Valentino Garavani (1932–2024)
2 minute read
Fashion
Design


Written By Murray Crane
Valentino Garavani belonged to a generation of Italian designers for whom elegance was not a concept but a discipline. His work was rooted in the traditions of Italian tailoring, refined through Roman couture, and ultimately consolidated in Milan as Italy’s industrial and cultural centre of fashion. While his name became synonymous with red carpet glamour, the foundations of his house were built on cut, proportion and an unshakeable belief in craft.
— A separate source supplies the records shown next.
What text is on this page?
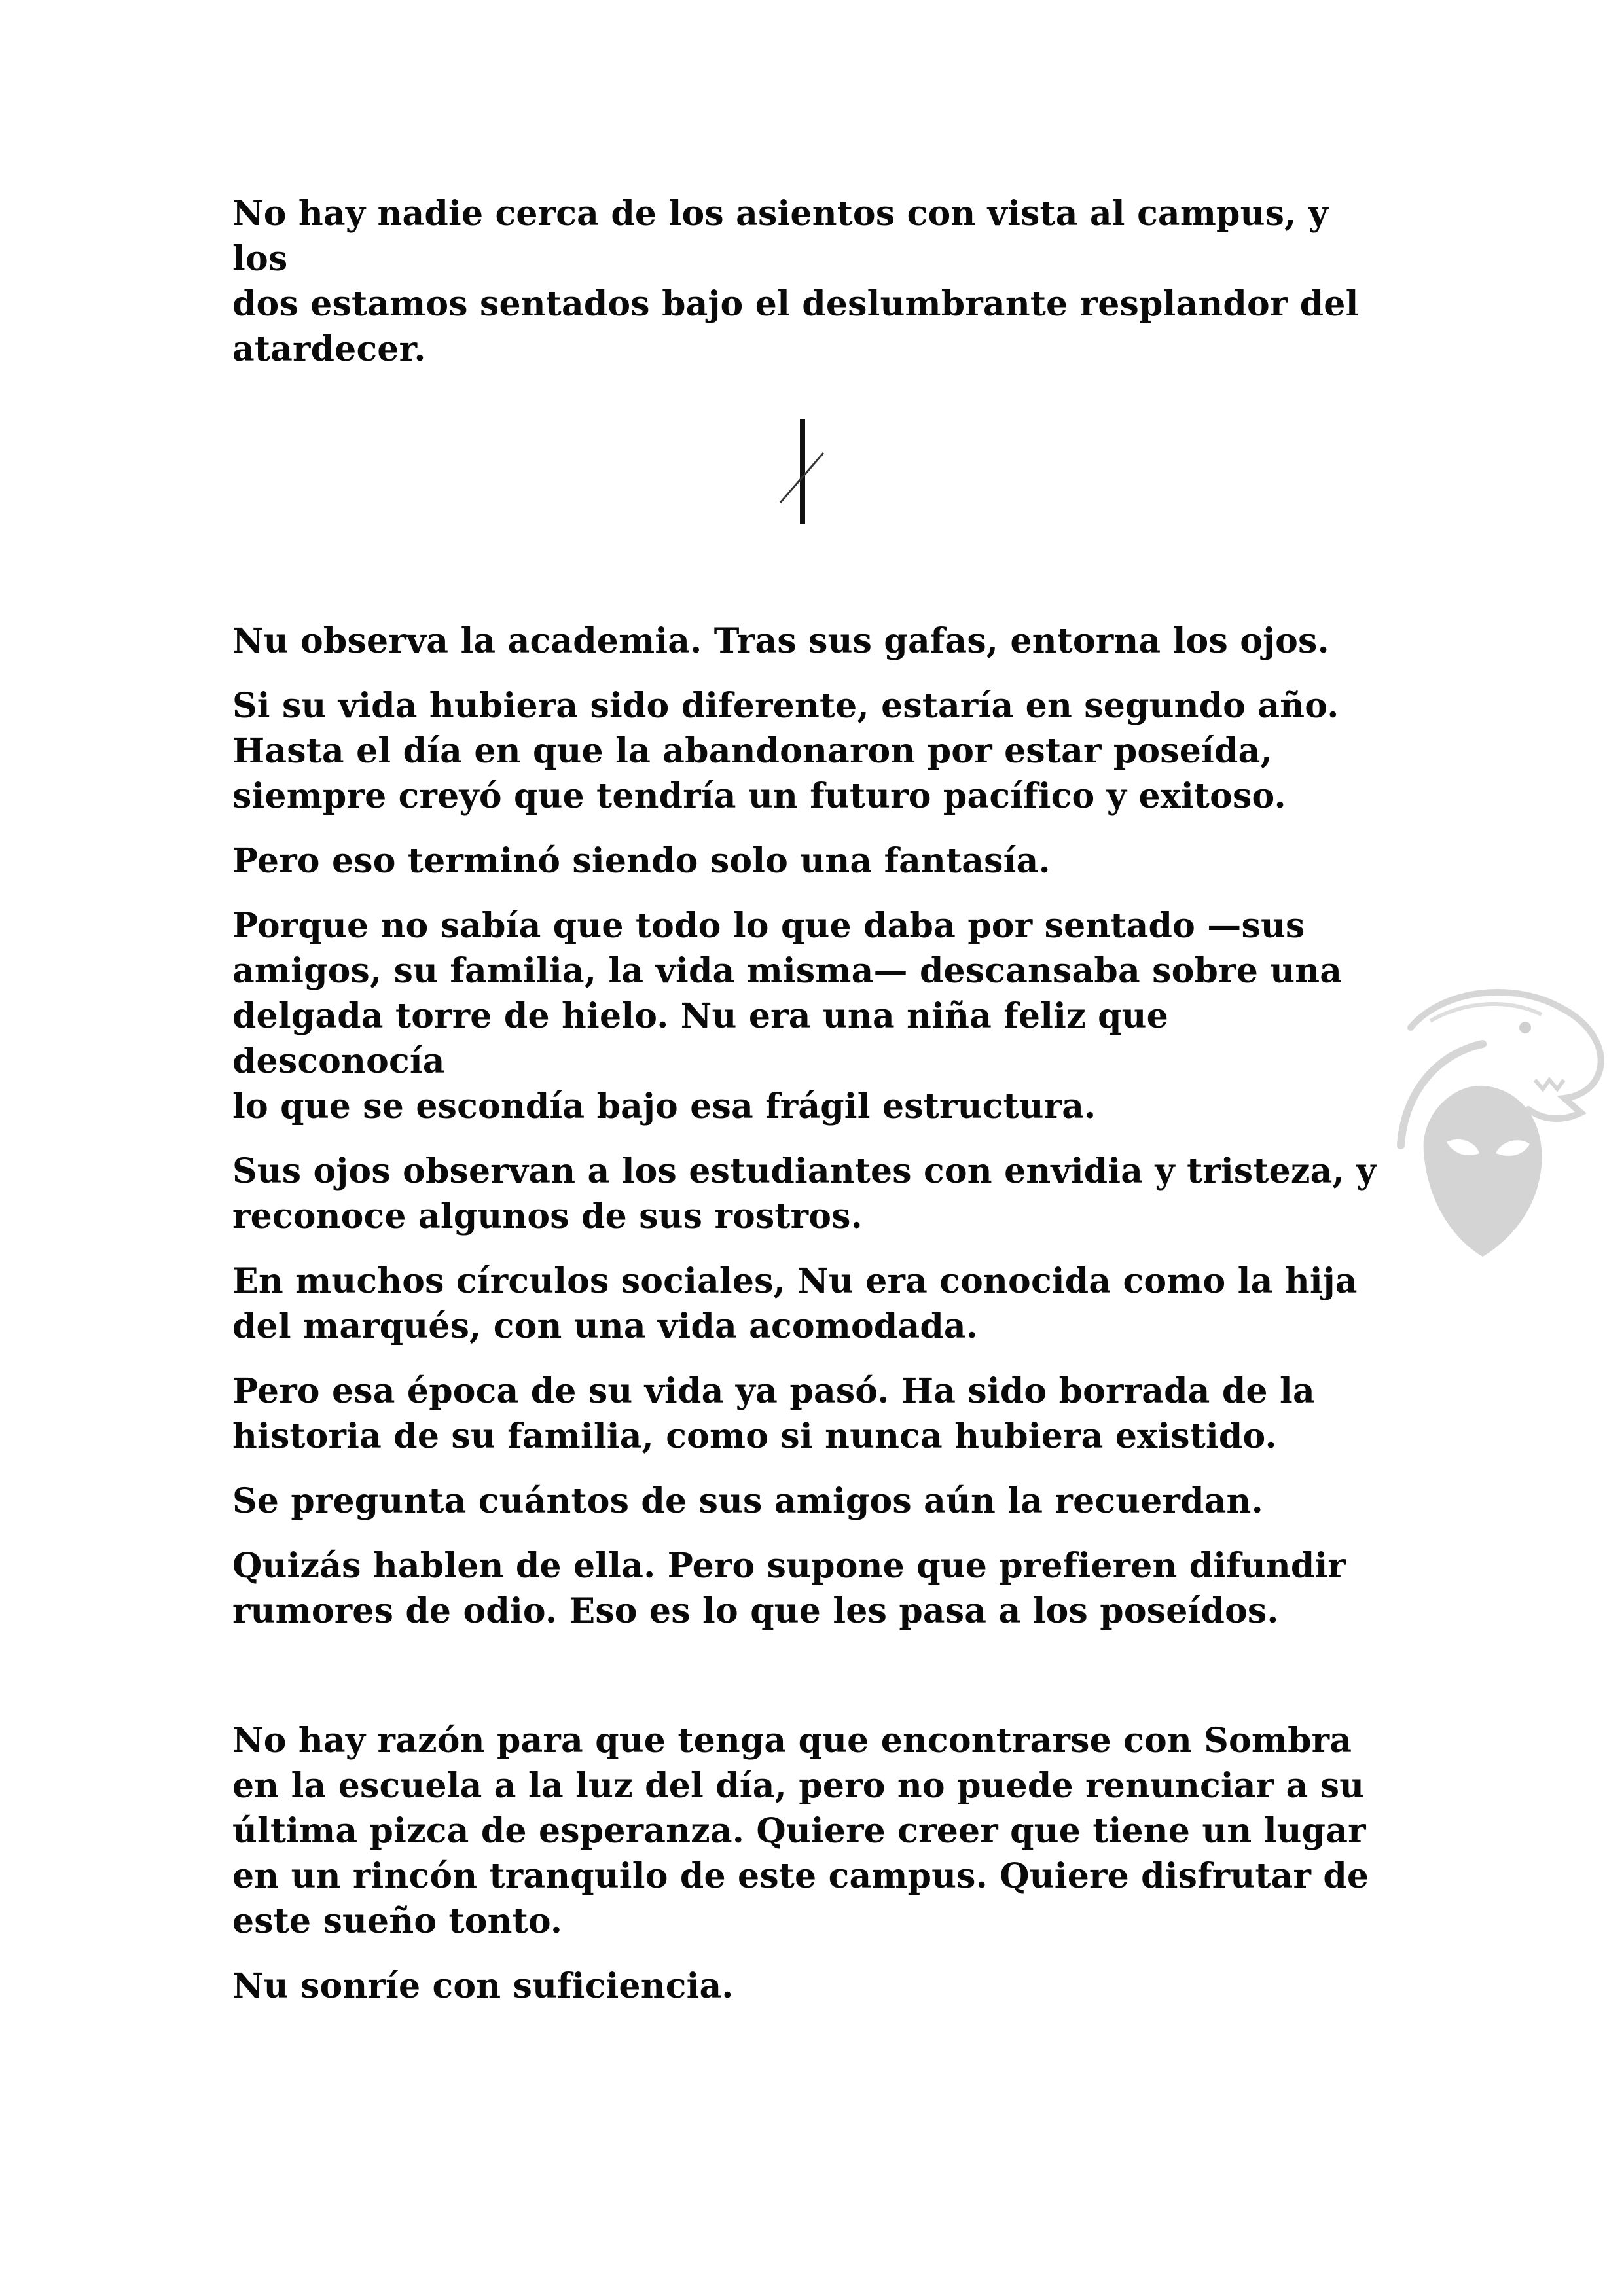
No hay nadie cerca de los asientos con vista al campus, y los
dos estamos sentados bajo el deslumbrante resplandor del
atardecer.

Nu observa la academia. Tras sus gafas, entorna los ojos.

Si su vida hubiera sido diferente, estaría en segundo año.
Hasta el día en que la abandonaron por estar poseída,
siempre creyó que tendría un futuro pacífico y exitoso.

Pero eso terminó siendo solo una fantasía.

Porque no sabía que todo lo que daba por sentado —sus
amigos, su familia, la vida misma— descansaba sobre una
delgada torre de hielo. Nu era una niña feliz que desconocía
lo que se escondía bajo esa frágil estructura.

Sus ojos observan a los estudiantes con envidia y tristeza, y
reconoce algunos de sus rostros.

En muchos círculos sociales, Nu era conocida como la hija
del marqués, con una vida acomodada.

Pero esa época de su vida ya pasó. Ha sido borrada de la
historia de su familia, como si nunca hubiera existido.

Se pregunta cuántos de sus amigos aún la recuerdan.

Quizás hablen de ella. Pero supone que prefieren difundir
rumores de odio. Eso es lo que les pasa a los poseídos.

No hay razón para que tenga que encontrarse con Sombra
en la escuela a la luz del día, pero no puede renunciar a su
última pizca de esperanza. Quiere creer que tiene un lugar
en un rincón tranquilo de este campus. Quiere disfrutar de
este sueño tonto.

Nu sonríe con suficiencia.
Though Valentino showed in Rome and dressed the world’s most visible women, Milan mattered. It was where Italian fashion matured into a global industry, and where the language of Made in Italy was codified: precision manufacturing, specialist ateliers, disciplined supply chains and a respect for materials that bordered on reverence. Valentino’s menswear, in particular, reflected this Milanese clarity. His suits were never loud. They were exacting, beautifully balanced and quietly authoritative.
Italian tailoring has always prized ease over display, and Valentino understood this instinctively. Jackets were structured but never rigid. Trousers sat cleanly, without excess. Fabrics were chosen for how they moved and aged, not how they photographed. This was luxury defined by longevity rather than novelty, and it placed Valentino firmly within the lineage of Italian menswear rather than above it.
At a time when fashion increasingly rewards disruption, Valentino’s contribution was continuity. He preserved standards that many houses abandoned: consistency of cut, respect for the wearer, and the idea that clothes should enhance rather than announce. His Milan-made menswear embodied the values that made Italian fashion globally credible in the late twentieth century — not spectacle, but trust.
Valentino retired before the industry accelerated into constant reinvention, and perhaps that timing was deliberate. His work belongs to an era when fashion houses were built slowly, designers stayed close to their ateliers, and Made in Italy was a promise rather than a slogan.
He leaves behind more than an archive of beautiful clothes. He leaves a template for how Italian menswear can be elegant without excess, luxurious without ostentation, and modern without abandoning its roots. Milan, and Italian fashion more broadly, is poorer for his absence, but richer for the standards he set.